Yes, Buddy Cole–that Kids In The Hall queen, played by Scott Thompson, monologuing his way into gay bar oblivion or as he would say, “rapidly aging on TV.”
Buddy made his grand reappearance this week on Stephen Colbert’s The Colbert Report, investigating Russia’s vague anti-gay legislation with a martini in hand, as well as a few practice lines to pass in Sochi such as “Can you point me to the nearest hardware store” and “Women…am I right? Who needs ’em…except for their vaginas.”

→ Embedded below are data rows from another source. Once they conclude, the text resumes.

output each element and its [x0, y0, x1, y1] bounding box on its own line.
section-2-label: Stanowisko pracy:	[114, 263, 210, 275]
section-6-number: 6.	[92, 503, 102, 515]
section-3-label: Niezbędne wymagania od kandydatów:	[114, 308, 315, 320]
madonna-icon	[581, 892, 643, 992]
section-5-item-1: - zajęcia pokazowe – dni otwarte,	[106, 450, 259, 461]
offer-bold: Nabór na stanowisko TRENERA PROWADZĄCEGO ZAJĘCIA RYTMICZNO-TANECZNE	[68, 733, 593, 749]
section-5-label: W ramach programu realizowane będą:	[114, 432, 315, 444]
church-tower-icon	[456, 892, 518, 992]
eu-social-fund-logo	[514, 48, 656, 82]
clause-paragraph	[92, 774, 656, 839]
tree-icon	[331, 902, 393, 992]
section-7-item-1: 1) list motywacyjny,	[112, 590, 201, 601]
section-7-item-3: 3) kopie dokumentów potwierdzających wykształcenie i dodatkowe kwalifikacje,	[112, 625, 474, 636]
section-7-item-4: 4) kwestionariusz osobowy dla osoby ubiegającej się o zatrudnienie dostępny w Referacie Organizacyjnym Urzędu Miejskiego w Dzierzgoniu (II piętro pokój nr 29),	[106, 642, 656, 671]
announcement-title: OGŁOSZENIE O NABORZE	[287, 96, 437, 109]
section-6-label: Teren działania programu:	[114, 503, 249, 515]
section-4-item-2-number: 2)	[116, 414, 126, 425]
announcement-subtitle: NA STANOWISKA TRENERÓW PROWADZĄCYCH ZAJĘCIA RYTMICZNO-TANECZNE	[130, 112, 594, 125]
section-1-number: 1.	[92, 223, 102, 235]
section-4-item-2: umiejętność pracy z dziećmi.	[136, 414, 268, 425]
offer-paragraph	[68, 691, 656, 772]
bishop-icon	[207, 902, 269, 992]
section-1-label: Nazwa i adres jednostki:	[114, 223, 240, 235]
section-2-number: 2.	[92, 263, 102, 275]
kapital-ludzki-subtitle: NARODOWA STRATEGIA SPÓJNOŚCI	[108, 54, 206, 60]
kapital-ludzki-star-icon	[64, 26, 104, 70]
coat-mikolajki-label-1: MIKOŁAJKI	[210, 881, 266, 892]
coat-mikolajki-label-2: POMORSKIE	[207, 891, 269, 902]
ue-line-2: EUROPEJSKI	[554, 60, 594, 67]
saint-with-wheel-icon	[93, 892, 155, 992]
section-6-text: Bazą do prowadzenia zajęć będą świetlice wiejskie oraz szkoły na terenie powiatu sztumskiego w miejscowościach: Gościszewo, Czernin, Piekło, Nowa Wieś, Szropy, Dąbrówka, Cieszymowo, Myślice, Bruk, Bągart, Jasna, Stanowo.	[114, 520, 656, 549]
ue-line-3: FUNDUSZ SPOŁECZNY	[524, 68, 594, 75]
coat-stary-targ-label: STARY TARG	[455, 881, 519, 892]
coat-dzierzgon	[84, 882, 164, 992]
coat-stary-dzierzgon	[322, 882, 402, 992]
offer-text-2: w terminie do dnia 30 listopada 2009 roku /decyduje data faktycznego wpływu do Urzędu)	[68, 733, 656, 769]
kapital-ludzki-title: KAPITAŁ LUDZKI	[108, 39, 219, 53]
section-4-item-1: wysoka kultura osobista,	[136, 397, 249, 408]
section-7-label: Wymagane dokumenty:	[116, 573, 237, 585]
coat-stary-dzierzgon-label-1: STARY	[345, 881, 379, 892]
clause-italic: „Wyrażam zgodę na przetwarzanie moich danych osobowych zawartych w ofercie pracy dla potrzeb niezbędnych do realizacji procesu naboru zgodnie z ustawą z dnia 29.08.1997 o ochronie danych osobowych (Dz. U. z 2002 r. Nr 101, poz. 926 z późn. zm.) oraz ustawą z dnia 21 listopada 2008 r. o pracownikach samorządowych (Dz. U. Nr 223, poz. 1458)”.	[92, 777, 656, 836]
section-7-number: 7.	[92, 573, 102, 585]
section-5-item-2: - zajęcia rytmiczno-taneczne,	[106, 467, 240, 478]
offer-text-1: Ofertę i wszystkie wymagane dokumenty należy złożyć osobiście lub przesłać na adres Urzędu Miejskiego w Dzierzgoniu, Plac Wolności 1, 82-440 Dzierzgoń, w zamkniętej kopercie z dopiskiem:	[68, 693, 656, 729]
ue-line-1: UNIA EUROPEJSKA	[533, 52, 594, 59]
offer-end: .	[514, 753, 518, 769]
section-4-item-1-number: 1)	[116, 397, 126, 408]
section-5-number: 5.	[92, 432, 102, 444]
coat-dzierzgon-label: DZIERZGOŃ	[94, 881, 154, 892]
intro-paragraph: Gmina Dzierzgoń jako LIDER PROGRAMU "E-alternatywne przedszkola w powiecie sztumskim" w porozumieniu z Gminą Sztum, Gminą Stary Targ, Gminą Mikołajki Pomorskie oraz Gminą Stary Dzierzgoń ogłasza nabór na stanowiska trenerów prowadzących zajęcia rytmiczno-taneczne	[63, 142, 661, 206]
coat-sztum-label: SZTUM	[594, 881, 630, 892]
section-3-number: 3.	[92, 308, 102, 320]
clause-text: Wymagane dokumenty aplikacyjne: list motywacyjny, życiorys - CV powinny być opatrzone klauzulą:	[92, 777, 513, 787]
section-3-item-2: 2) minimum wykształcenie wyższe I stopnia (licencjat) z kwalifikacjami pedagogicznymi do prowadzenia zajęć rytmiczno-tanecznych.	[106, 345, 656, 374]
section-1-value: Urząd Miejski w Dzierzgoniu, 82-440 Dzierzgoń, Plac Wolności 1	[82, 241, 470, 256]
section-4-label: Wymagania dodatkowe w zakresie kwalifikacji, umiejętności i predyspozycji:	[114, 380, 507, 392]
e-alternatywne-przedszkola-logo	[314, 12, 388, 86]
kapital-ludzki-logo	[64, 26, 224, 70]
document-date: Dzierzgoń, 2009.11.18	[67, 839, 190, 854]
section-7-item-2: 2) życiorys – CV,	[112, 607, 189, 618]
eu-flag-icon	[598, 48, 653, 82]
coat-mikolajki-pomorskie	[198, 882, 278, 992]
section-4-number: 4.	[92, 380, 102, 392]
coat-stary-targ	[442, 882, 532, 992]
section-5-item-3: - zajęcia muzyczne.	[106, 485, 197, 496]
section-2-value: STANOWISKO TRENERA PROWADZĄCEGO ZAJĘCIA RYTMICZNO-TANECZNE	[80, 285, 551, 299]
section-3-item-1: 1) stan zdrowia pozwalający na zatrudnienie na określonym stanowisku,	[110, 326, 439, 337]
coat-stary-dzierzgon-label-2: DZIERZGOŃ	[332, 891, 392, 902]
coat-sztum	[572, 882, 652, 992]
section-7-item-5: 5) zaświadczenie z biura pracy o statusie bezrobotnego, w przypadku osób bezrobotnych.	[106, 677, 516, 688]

After calming our overwhelming excitement with our own martinis, Marion and I came to the realization that Buddy is Filthy Dreams and we are Buddy. Think about it, kweens. Everything about Buddy just screams Filthy Dreams: the drinking, campy quipping, stories that may or may not be true and his abhorrence of respectability in queer culture.
He’s accomplished everything we’ve ever wanted by opening up his own bar Buddy’s with a tacky tagline that we could only hope to create: “Buddy’s-you’re sitting in it!”
Of course, we always knew our aesthetics were tired, people are sick of our campy jokes and it’s all been done before. Why it’s all part of our charm! But Buddy’s perfection of our nightclubbing trashy mess personas has only strengthened our resolve to spread our ideology of filth.
Why, just take a look at some of his fantastic quotes:
“I believe in moderation…within reason!”
“Well I prefer sodomite. It goes along with my concept that the world’s a big jail.”
“Respectability is for five star hotels, not people.”
“Now I may have been born yesterday, but I still went shopping.”
“You know that feeling you get when you don’t know whether it’s gonna be a shit or a fart but you let’r rip anyways? I hesitated to use that analogy to a heterosexual audience because when you mention something remotely anal, they always rush out to vacuum their car.”
“An angry drag queen is scarier than a minotaur”
Can you even contain yourselves? I know I can’t–I’m about ready to spontaneously combust reading those.
I’m going to memorize all the best of Buddy’s lines and deliver them unexpectedly in bars, dinner parties, gallery openings, business meetings, weddings, funerals, traffic stops, court dates…you know, wherever. I can just imagine the peals of laughter afterwards because if Faye Richmonde is right and “It’s smart to be smutty,” who could resist these lines? (Sure it’s more likely that we’ll be met with blank stares of horror. No matter, Mary!)
We could go on and on about Buddy all day but to save you the agony of reading more of our gushing, it might just be better to waste your snowy day away watching some of our favorite Buddy Cole monologues. So pull up a chair, get yourself a martini or three or five and enjoy our Filthy Dreams filth elder Buddy Cole. And Buddy, there will always be a worn bar stool for you here at Filthy Dreams! Hope you enjoy confetti!
You should read his book, Buddy Babylon. It’s filthy and hilarious. I have an autographed copy. Yes, I am bragging obnoxiously.
I’d brag too!
I’m with Amanda-bragging is ok in this case! As we speak, Buddy Babylon is winging its way to me! I can’t wait to read it-and review it.